Depuis quelques années, les gauches sont de nouveau au pouvoir en Amérique latine : c’est le cas au Mexique, en Argentine, en Colombie, au Chili et, ce qui n’a pas été une petite victoire, au Brésil. Faisant face aux effets conjugués de la crise mondiale et de la pandémie, ces gouvernements affrontent également une nouvelle droite sans complexe, en rupture affichée avec les garde-fous de la démocratie, alors même qu’une partie des sociétés latino-américaines exprime de nouvelles aspirations.
Dimanche 7 mai, les électeurs et électrices du Chili ont voté pour désigner les membres du Conseil constitutionnel, chargé de rédiger une nouvelle Constitution qui sera soumise à référendum le 17 décembre, dans un calendrier très serré. Après le rejet à une large majorité de la proposition de texte préparée par la convention constituante réunie entre 2021 et 2022, le président Gabriel Boric et les partis représentés au Parlement s’étaient accordés pour relancer un processus constitutionnel plus encadré que celui de la convention, et donner une nouvelle chance à la réforme.

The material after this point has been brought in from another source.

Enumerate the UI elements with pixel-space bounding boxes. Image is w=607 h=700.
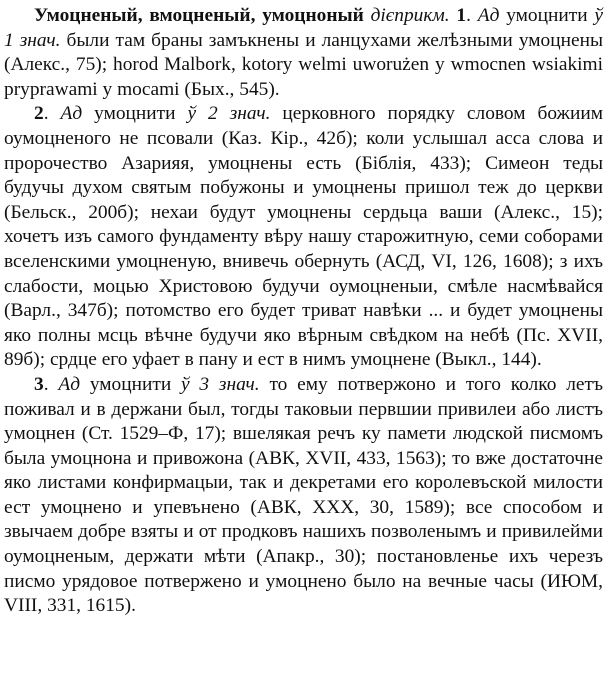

Une commission d’experts désignés par les partis représentés au Sénat et à la Chambre des députés prépare depuis le mois de mars un texte, qui sera discuté dans le Conseil constitutionnel nouvellement élu. Douze grands principes encadrent la rédaction. Ils définissent les caractéristiques du régime politique et énoncent des principes de respect des droits humains, des identités des peuples indigènes et de la nature.
Clivages trop forts
Un seul parti n’a pas signé cet accord : le Parti républicain (PR, extrême droite), issu en 2019 d’une scission de la droite conservatrice. Sous la conduite de José Antonio Kast, candidat battu au second tour de la présidentielle de 2021, le PR considère qu’il est inutile de renouveler la Constitution. Il a présenté le vote du 7 mai comme l’occasion de sanctionner le gouvernement de Gabriel Boric, alors que la droite classique a fait essentiellement campagne sur la montée supposée de l’insécurité.
Or, ce dimanche 7 mai, le PR vient de remporter largement l’élection. Il arrive en tête au niveau national avec plus de 35 % des voix et, grâce au système de scrutin par circonscription, il occupera 23 des 51 sièges du Conseil constitutionnel. Un chiffre insuffisant pour pouvoir être seul à décider, puisqu’il faudra la majorité des trois cinquièmes – soit 31 voix – pour approuver ou rejeter les articles proposés par la commission d’experts, mais assez pour pouvoir bloquer toute réforme, puisque les forces proches du gouvernement actuel totalisent 16 élus et la droite traditionnelle 11 – un seul siège est attribué aux peuples indigènes, qui disposaient dans la convention précédente de 17 conseillers sur 155.